L'année du volcan
a des connaissances en médecine, qui va voir les malades et ne fait point payer ses visites comme vous l’avez justement relevé, qui les guérit, pauvres ou riches ? Ma, oui, si c’est cela, ié suis oune empirique !
Il agitait à nouveau les papiers. Dehors le tonnerre grondait et la lueur des éclairs démasquait des figures étranges dans les recoins obscurs de la pièce.
— J’ai là des certificats. L’un de M. le marquis de Miromesnil, garde des Sceaux, et l’autre du marquis de Ségur. Les voulez-vous lire ? Tenez, le premier date du 15 mars 1783, il dit avoir eu connaissance de « plusieurs actions pleines d’humanité de cet étranger », moi ! Monsieur, moi ! Et ié ne parlerai pas du prince Louis.
Il se frappait la poitrine.
— Et pour le marquis de Ségur, il apprécie toujours parlant dé moi, dé moi ! « La bonne conduite et l’usage respectable qu’il a fait dans la ville de Strasbourg de ses connaissances et de ses talents, et les preuves multipliées d’humanité qu’il y a données . » Et il ajoute : « Cet étranger mérite la protection du gouvernement . » La protection, entendez-vous ? Voilà, monsieur, l’homme qué vous poursuivez de vos inquisitions !
— Monsieur, je ne suis pas un inquisiteur, je poursuis une enquête et dussé-je vous blesser, je dois en savoir un peu plus sur un terrain important d’une affaire que je traite. Je vous crois sur parole, ayant par ailleurs d’autres moyens de vérifier vos dires.
— Soit.
— Je poursuis. Que doit-on penser de la capacité que vous auriez prétendu posséder de transmuter les métaux en or et d’augmenter la grosseur des diamants ?

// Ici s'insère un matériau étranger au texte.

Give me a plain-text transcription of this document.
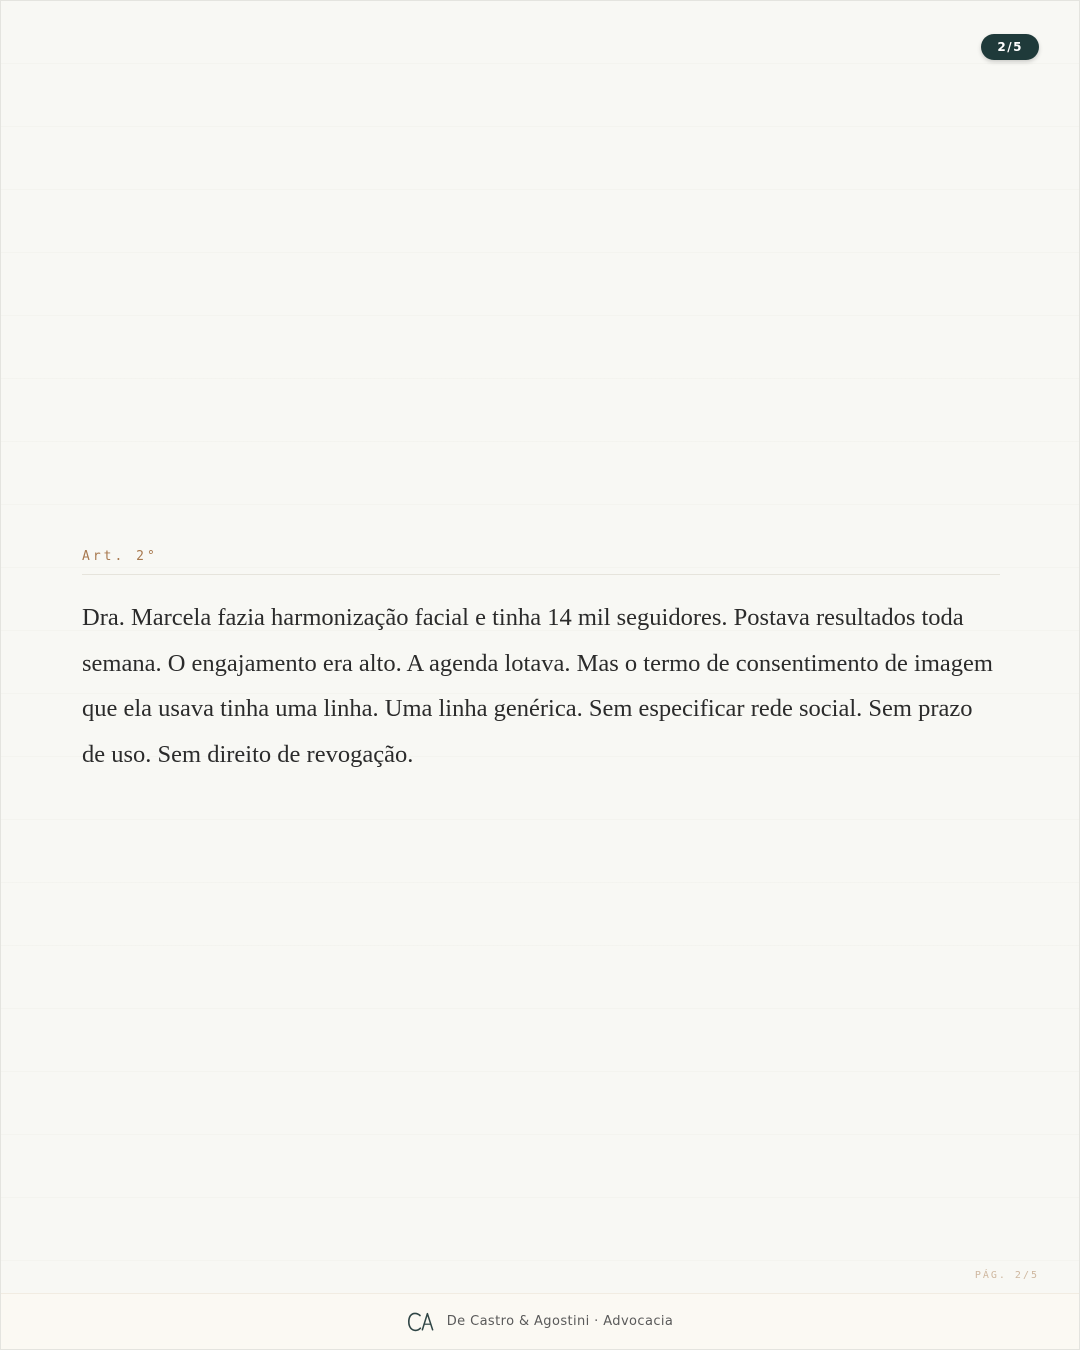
2/5
Art. 2°

Dra. Marcela fazia harmonização facial e tinha 14 mil seguidores. Postava resultados toda semana. O engajamento era alto. A agenda lotava. Mas o termo de consentimento de imagem que ela usava tinha uma linha. Uma linha genérica. Sem especificar rede social. Sem prazo de uso. Sem direito de revogação.

PÁG. 2/5
De Castro & Agostini · Advocacia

— Qué dois-je vous répondre ? Si ié vous assure que c’est la vérité, vous me déclinerez tous les édits de vos rois, et si je nie que cela soit la réalité, ié mé trahis moi-même. Comprenez que je suis un savant, quelqu’un qui essaye de percer les arcanes les plous hermétiques de l’univers. Ié pourrais vous en apprendre long, moussu, dans ce domaine. Noussommes quelques-uns réunis pour y réfléchir sous l’égide de la raison.
Cagliostro avait levé les mains. Les yeux écarquillés laissaient seulement voir leur blanc. Une sorte de transe tremblée s’était emparée du mage.
— Monsieur, dit Nicolas, nous reviendrons si vous le voulez bien à l’objet de ma visite. Avez-vous reçu ces derniers jours la visite intéressée d’un homme qui souhaitait dans une situation difficile avoir recours à vos prétendus pouvoirs…
— Prétendous, prétendous !
— Supposés, si vous préférez le terme. Pouvoirs qui autoriseraient l’espérance de voir transmuter un vil métal en or ?
— Décidément, cette question vous obsède, signore marquis. Serait-ce qué vous-même souhaiteriez y avoir recours pour combler… quelque dette de jeu, peut-être ?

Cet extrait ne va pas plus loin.